I think the big problem with Feats that you're describing here is really organisation and presentation.

I mean, yeah some are just boring, but the issue of having to read through a bunch of totally irrelevant Feats to pick out the few that might be relevant? That's always sucked. And on top of that, you have idiocy like Crossbow Expert being more used by people who use spells than Crossbows, which brings back bad memories of earlier editions and trying to figure out horrible corner-case usages of Feats, some of which were fairly clutch in practical terms.

If they just reorganised Feats under like "Magic" "Fighting" and "Skills" and maybe "Misc/Other" (lol), I think 75% of the eye-glazing would stop right there.

Add in yes, some more exciting and bizarre Feats, and absolutely that helps stop the eye-glazing. Delete some boring Feats, and make the ways to gain proficiencies/skills/languages without messing with Feats a lot more obvious and player-facing than they already are, and we'd be seriously cooking with gas. Also if you see a Crossbow Expert situation, either change it so the corner-case thing can't happen, or make a magical equivalent of it or whatever.
 

Yeah, that sounds about right: the numbers from D&D Beyond, filtered for active characters with access to all of the books, showed a 2:1 split against Feats (higher at lower Levels, then the minority who played high level liked Feats too), which may or may not be representative, but seems about right. A large minority likes Feats, and WotC wants to service everyone.
I genuinely don't understand your rhetoric here.

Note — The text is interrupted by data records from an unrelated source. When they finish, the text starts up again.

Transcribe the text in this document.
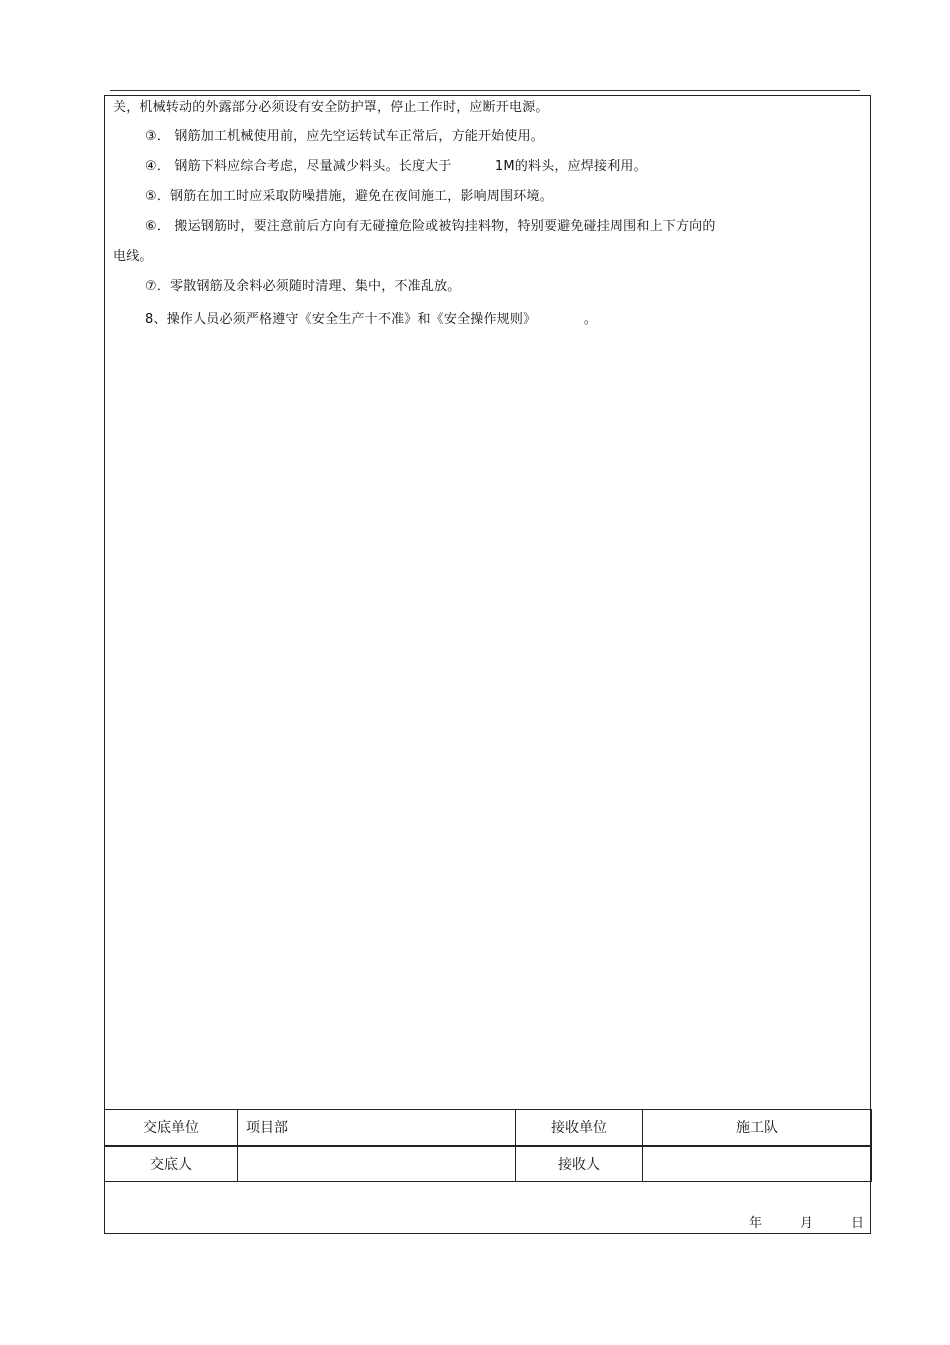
关，机械转动的外露部分必须设有安全防护罩，停止工作时，应断开电源。
③． 钢筋加工机械使用前，应先空运转试车正常后，方能开始使用。
④． 钢筋下料应综合考虑，尽量减少料头。长度大于          1M的料头，应焊接利用。
⑤．钢筋在加工时应采取防噪措施，避免在夜间施工，影响周围环境。
⑥． 搬运钢筋时，要注意前后方向有无碰撞危险或被钩挂料物，特别要避免碰挂周围和上下方向的
电线。
⑦．零散钢筋及余料必须随时清理、集中，不准乱放。
8、操作人员必须严格遵守《安全生产十不准》和《安全操作规则》           。
交底单位	项目部	接收单位	施工队
交底人		接收人	
年	月	日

"Likes" is disingenuous because it implies the others dislike them. And you're not a poster I associate with disingenuous arguments, so why do you keep going back to that? You must realize it's incorrect at this point. "Use", sure. "Likes" we dunno. I guess you can say that "at a minimum", a large minority "likes" Feats, but we don't know the feelings of people who don't use them.

The fact that lower-level character are less likely to have Feats shows (or at least incredibly strongly suggests that) "liking" Feats isn't the primary issue, rather competition with ASIs is.

Focusing solely on characters L12 and above would be more interesting in terms of statistics for seeing whether people "like" Feats. I don't have those figures available myself though. There are reasonable arguments that maybe people who play at high levels are unrepresentative freaks (lol) but that aside you could make a much more genuine analysis that way.
 

Never seen point buy used, but using that optional rule would kill Feats as an option if they were on the table: improving Spell DCs, AC, or attack modifier is tremendous.

The one time I played a game where the DM allowed Feats, I was planning to get one by choosing a Variant Himan, but then I rolled all odd numbers, and getting better at everything was too attractive. So nobody chose a Feat that game.
Yeah I just have played a lot and run a lot and never seen a point or two of difference actually matter all that much.

I will say tho, that if I am planning a very MAD build, I’ll look at ASIs. Even then, only 1, to catch up a third stat to my other two higher stats.